Question

One end of a nylon rope of length \( 1 \) and diameter \( 10 \, \text{mm} \) is fixed to free limb. A monkey weighing \( 100 \, \text{N} \) jumps to catch the free end and stays there. The change in diameter of the rope is (Young's modulus of the wire is \( Y \) and Poisson Ratio is \( \sigma \))

• A. \( \frac{4000\sigma}{\pi Y} \)
• B. \( \frac{400\sigma}{\pi Y} \)
• C. \( \frac{40000\sigma}{\pi Y} \)
• D. \( \frac{40000\pi}{\sigma Y} \)

Hint:

Poisson ratio connects lateral strain with longitudinal strain. First calculate stress, then longitudinal strain, and finally change in diameter.

Answer 1

The Correct Option is C

Step 1: Write given values.
Force applied by monkey is:
\[ F = 100 \, N \]
Diameter of rope is:
\[ d = 10 \, \text{mm} = 0.01 \, m \]

Step 2: Find radius of rope.
\[ r = \frac{d}{2} = 0.005 \, m \]

Step 3: Calculate area of cross-section.
\[ A = \pi r^2 \]
\[ A = \pi (0.005)^2 \]
\[ A = 25\pi \times 10^{-6} \, m^2 \]

Step 4: Write longitudinal stress.
\[ \text{Stress} = \frac{F}{A} \]
\[ \text{Stress} = \frac{100}{25\pi \times 10^{-6}} \]
\[ \text{Stress} = \frac{4 \times 10^6}{\pi} \]

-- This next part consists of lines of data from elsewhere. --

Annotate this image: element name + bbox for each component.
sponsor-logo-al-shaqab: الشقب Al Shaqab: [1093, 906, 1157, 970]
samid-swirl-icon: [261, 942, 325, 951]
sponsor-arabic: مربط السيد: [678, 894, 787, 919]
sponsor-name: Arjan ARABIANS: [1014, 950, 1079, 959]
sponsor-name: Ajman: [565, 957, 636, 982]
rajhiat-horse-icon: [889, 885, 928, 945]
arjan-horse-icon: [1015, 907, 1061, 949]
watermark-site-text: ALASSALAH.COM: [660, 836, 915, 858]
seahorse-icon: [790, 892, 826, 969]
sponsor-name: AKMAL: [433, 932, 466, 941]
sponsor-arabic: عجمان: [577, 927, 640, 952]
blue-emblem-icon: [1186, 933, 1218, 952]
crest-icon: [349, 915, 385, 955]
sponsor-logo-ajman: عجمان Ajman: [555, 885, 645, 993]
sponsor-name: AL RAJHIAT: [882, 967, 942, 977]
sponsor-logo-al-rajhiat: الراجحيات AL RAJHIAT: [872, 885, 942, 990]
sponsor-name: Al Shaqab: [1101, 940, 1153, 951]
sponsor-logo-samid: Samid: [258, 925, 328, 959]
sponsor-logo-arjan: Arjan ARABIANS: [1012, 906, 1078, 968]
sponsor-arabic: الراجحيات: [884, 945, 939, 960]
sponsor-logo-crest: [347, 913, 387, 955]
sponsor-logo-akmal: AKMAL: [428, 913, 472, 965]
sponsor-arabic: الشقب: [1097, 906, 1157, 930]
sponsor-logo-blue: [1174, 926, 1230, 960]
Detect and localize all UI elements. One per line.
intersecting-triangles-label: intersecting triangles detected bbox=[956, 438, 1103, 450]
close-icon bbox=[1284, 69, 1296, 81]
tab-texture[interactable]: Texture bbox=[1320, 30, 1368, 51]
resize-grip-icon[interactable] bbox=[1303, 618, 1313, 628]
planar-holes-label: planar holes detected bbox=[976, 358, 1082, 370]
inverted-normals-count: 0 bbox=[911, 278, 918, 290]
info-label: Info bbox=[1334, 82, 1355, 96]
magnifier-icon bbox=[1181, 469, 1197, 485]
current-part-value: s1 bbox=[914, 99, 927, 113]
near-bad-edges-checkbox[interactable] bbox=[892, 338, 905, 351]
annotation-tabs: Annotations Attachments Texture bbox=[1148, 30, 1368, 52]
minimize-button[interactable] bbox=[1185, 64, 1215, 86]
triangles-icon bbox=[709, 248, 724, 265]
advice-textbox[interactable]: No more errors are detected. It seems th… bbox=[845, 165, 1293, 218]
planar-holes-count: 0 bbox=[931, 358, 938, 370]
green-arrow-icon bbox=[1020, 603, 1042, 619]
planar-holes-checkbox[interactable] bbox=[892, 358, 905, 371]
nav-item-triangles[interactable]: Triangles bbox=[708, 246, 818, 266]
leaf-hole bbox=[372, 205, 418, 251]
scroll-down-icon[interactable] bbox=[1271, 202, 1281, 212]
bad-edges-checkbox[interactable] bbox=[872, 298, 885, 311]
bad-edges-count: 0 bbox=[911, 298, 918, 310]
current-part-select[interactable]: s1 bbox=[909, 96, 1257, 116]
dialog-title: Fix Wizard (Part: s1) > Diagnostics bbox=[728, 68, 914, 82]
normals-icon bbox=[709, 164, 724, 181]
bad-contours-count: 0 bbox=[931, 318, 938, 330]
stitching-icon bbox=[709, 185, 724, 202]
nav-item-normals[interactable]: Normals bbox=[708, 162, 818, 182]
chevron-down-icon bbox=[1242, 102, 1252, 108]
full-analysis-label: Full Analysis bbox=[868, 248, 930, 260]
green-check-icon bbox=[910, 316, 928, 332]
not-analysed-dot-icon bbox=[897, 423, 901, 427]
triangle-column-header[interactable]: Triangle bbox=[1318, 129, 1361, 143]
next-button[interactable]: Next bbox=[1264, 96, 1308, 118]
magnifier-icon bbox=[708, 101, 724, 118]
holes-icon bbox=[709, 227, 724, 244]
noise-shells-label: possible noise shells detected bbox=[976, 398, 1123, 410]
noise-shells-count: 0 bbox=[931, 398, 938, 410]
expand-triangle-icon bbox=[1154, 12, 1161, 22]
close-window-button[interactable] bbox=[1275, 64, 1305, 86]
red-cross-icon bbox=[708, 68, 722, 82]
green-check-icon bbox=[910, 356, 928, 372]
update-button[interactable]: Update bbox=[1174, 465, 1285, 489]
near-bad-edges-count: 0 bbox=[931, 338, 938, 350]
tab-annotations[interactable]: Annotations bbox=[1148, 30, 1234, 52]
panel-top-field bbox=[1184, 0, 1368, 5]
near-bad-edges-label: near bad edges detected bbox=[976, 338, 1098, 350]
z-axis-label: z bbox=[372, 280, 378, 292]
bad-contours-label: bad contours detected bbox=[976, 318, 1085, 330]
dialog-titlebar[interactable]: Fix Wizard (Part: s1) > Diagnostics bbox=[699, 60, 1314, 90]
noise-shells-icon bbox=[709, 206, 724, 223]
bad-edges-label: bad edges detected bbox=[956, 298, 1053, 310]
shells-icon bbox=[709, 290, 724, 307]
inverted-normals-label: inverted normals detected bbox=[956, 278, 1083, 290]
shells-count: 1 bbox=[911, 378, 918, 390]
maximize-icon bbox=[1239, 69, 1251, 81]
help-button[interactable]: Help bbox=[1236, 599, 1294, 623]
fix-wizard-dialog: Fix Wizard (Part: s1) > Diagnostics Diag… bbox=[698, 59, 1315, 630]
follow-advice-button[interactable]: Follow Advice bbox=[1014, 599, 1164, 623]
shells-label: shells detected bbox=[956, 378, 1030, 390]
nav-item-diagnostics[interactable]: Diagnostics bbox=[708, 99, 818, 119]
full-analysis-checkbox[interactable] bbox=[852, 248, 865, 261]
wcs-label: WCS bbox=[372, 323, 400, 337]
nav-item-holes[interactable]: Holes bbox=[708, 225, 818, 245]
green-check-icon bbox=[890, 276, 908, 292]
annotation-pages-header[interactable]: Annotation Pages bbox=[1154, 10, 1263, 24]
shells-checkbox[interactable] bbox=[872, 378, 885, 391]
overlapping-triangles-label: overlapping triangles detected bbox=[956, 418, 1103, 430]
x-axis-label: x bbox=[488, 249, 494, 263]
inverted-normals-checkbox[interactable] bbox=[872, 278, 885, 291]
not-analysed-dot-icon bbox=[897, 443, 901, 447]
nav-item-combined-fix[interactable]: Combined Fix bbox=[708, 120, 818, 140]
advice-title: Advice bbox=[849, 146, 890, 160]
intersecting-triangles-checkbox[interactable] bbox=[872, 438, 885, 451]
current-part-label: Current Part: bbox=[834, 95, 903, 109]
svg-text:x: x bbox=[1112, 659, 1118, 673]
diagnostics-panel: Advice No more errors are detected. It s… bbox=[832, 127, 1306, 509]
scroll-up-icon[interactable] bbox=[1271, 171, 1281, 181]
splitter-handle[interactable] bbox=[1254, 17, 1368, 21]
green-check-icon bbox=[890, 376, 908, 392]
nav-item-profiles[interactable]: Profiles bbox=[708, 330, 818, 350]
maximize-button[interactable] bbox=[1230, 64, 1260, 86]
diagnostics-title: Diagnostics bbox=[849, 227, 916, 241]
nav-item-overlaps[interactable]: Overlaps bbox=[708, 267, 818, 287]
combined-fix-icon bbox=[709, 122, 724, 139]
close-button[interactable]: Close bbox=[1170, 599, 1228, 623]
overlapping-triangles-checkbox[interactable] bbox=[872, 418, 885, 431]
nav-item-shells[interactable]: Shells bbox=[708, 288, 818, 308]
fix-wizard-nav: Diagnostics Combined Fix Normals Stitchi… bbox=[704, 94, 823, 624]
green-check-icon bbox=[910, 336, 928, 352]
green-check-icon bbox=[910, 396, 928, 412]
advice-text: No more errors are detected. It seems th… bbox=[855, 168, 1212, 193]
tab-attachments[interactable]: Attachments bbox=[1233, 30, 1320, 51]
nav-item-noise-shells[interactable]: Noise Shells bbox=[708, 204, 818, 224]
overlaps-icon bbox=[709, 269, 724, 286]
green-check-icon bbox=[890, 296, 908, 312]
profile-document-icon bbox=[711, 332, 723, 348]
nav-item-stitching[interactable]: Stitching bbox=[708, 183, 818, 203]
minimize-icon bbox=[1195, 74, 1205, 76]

Step 5: Write longitudinal strain.
\[ \text{Longitudinal strain} = \frac{\text{Stress}}{Y} \]
\[ = \frac{4 \times 10^6}{\pi Y} \]

Step 6: Use Poisson ratio relation.
Lateral strain is:
\[ \frac{\Delta d}{d} = \sigma \times \frac{4 \times 10^6}{\pi Y} \]

Step 7: Calculate change in diameter.
\[ \Delta d = d \times \sigma \times \frac{4 \times 10^6}{\pi Y} \]
\[ \Delta d = 0.01 \times \sigma \times \frac{4 \times 10^6}{\pi Y} \]
\[ \Delta d = \frac{40000\sigma}{\pi Y} \]